The Rowans did not even have a clock. As a boy, Carl said he knew if it was

time to go to school by the sound of a train. He said if the train was late,

he was late.

VOICE TWO:

Growing up, Carl had very little hope for any change. There were not many

jobs for blacks in the South. The schools were not good. Racial tensions were

high. Laws were enforced to keep blacks and whites separate.

It was a teacher who urged Carl to make something of himself. Bessie Taylor

Gwynn taught him to believe he could be a poet or a writer. She urged him to

write as much as possible. She would even get books for him because blacks

were banned from public libraries.

Bessie Taylor Gwynn made sure that Carl finished high school. And he did. He

graduated at the top of his class.

VOICE ONE:

Carl entered Tennessee State College in Nineteen-Forty-Two. He almost had to

leave college after the first few months because he did not have enough

money. But on the way to catch a bus, his luck changed. He found the twenty

dollars he needed to stay in college.

VOICE ONE(cont):

Carl Rowan did so well in college that he was chosen by the United States

Navy to become one of the first fifteen black Navy officers.

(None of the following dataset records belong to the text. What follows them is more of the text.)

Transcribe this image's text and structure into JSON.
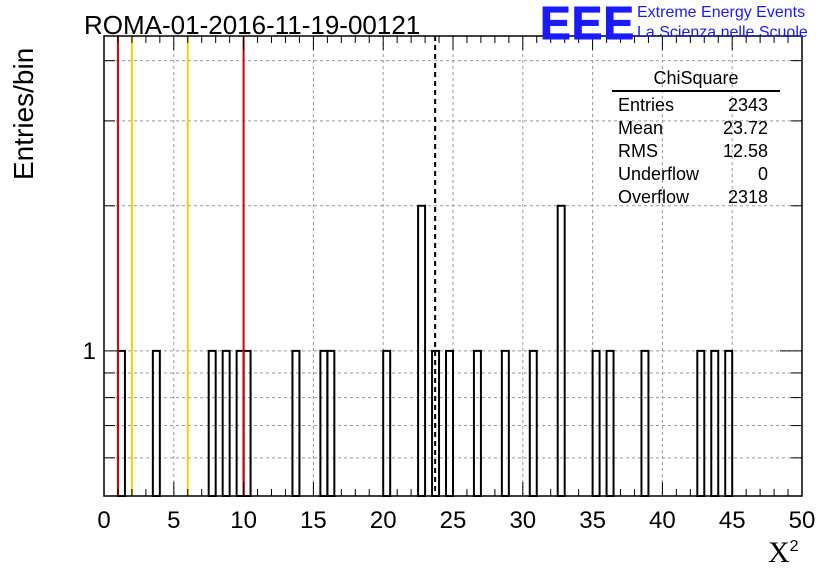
{
  "figure": {
    "title": "ROMA-01-2016-11-19-00121",
    "ylabel": "Entries/bin",
    "xlabel_base": "X",
    "xlabel_sup": "2"
  },
  "logo": {
    "mark": "EEE",
    "line1": "Extreme Energy Events",
    "line2": "La Scienza nelle Scuole",
    "color": "#1a1aff"
  },
  "stats": {
    "title": "ChiSquare",
    "rows": [
      {
        "label": "Entries",
        "value": "2343"
      },
      {
        "label": "Mean",
        "value": "23.72"
      },
      {
        "label": "RMS",
        "value": "12.58"
      },
      {
        "label": "Underflow",
        "value": "0"
      },
      {
        "label": "Overflow",
        "value": "2318"
      }
    ]
  },
  "chart_data": {
    "type": "bar",
    "title": "ROMA-01-2016-11-19-00121",
    "xlabel": "X²",
    "ylabel": "Entries/bin",
    "xlim": [
      0,
      50
    ],
    "ylog": true,
    "ylim": [
      0.5,
      4.5
    ],
    "bin_width": 0.5,
    "x_ticks": [
      0,
      5,
      10,
      15,
      20,
      25,
      30,
      35,
      40,
      45,
      50
    ],
    "y_tick_labels": [
      {
        "value": 1,
        "label": "1"
      }
    ],
    "grid": true,
    "bins": [
      {
        "x": 1.0,
        "count": 1
      },
      {
        "x": 3.5,
        "count": 1
      },
      {
        "x": 7.5,
        "count": 1
      },
      {
        "x": 8.5,
        "count": 1
      },
      {
        "x": 9.5,
        "count": 1
      },
      {
        "x": 10.0,
        "count": 1
      },
      {
        "x": 13.5,
        "count": 1
      },
      {
        "x": 15.5,
        "count": 1
      },
      {
        "x": 16.0,
        "count": 1
      },
      {
        "x": 20.0,
        "count": 1
      },
      {
        "x": 22.5,
        "count": 2
      },
      {
        "x": 23.5,
        "count": 1
      },
      {
        "x": 24.5,
        "count": 1
      },
      {
        "x": 26.5,
        "count": 1
      },
      {
        "x": 28.5,
        "count": 1
      },
      {
        "x": 30.5,
        "count": 1
      },
      {
        "x": 32.5,
        "count": 2
      },
      {
        "x": 35.0,
        "count": 1
      },
      {
        "x": 36.0,
        "count": 1
      },
      {
        "x": 38.5,
        "count": 1
      },
      {
        "x": 42.5,
        "count": 1
      },
      {
        "x": 43.5,
        "count": 1
      },
      {
        "x": 44.5,
        "count": 1
      }
    ],
    "vertical_lines": [
      {
        "x": 1.0,
        "color": "#dd0000",
        "style": "solid"
      },
      {
        "x": 2.0,
        "color": "#ffcc00",
        "style": "solid"
      },
      {
        "x": 6.0,
        "color": "#ffcc00",
        "style": "solid"
      },
      {
        "x": 10.0,
        "color": "#dd0000",
        "style": "solid"
      },
      {
        "x": 23.72,
        "color": "#000000",
        "style": "dashed"
      }
    ]
  }
}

He said that

experience changed his life.

Carl served on ships during World War Two. Afterward, he returned to college

and graduated from Oberlin College in Ohio. He went on to receive his master

’s degree in journalism from the University of Minnesota.

VOICE TWO:

In Nineteen-Forty-Eight, Carl Rowan became a reporter for the Minneapolis

Tribune newspaper in Minnesota. He was one of the first black reporters to

write for a major daily newspaper.

As a young reporter, he covered racial tensions in the South during the civil

rights movement. In Nineteen-Fifty-Six, he traveled to the Middle East to

cover the war over the Suez Canal. He also reported from Europe, India and

other parts of Asia. He won several major reporting awards.